Johnson, 55, who served as London mayor for eight years, has cast himself as the only candidate who can deliver Brexit on Oct. 31 while fighting off the electoral threats of Nigel Farage’s Brexit Party and socialist Jeremy Corbyn’s Labour.
Hunt, who voted Remain in the 2016 referendum but says he would now vote for Brexit, has said that he will not make promises he cannot keep on Brexit or spending.
He has said that committing to the October deadline risks a move by lawmakers to block a possible no-deal, which could lead to an election, and has indicated he would delay Brexit again if he felt a deal was in reach.
However, he told party members on Saturday that he would take Britain out of the European Union without a deal on Oct. 31 if the EU had not moved towards agreeing a new deal.

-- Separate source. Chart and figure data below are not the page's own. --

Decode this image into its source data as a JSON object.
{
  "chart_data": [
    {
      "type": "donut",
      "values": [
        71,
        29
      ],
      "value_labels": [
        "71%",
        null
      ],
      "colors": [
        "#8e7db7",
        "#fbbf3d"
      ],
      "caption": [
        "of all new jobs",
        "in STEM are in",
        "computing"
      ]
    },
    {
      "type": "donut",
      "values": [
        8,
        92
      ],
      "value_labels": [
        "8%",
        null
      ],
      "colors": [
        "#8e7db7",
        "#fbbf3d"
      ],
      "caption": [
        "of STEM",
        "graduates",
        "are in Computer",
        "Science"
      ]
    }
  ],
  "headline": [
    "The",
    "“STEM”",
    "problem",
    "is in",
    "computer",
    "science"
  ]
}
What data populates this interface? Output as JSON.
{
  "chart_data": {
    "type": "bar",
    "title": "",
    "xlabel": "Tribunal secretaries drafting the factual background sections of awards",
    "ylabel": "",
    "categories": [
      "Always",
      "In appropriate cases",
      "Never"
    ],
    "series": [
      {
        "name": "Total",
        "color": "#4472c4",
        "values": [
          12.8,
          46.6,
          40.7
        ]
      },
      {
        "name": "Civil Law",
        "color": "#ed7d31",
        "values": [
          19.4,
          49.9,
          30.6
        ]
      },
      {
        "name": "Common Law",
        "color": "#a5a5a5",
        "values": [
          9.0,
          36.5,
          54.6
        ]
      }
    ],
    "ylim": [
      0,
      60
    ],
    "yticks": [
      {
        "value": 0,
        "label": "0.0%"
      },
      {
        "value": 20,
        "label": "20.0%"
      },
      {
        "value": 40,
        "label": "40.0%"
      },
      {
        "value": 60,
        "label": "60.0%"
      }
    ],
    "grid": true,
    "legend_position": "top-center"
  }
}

“If we got to the 31st of October, and the EU have not shown the willingness to negotiate a better deal ... the political risk of no Brexit is far worse than the economic risk of no deal,” Hunt said.
“I would take us out of the European Union in that situation.”
Johnson is the clear favourite, with a YouGov poll for the Times showing he has the support of 74% of members, compared with 26% who back Hunt. The poll was taken before the news broke of the incident with Symonds.
With such a commanding lead, Johnson has tried to stay out of the limelight, and opponents have accused him of running from scrutiny to avoid the gaffes that have been a feature of his career so far.
But Hunt has called for Johnson to take part in not just hustings but also televised head-to-head debates before the Conservative Party membership receive their ballot papers.
Reporters for Sky News said that Johnson had declined to take part in their planned debate next Tuesday.
“Scrutiny can be uncomfortable. But if we can’t handle it with friends, we won’t deserve to lead against our opponents,” Hunt said in a letter to Johnson before the hustings. “If you want the job, you have to turn up for the interviews.”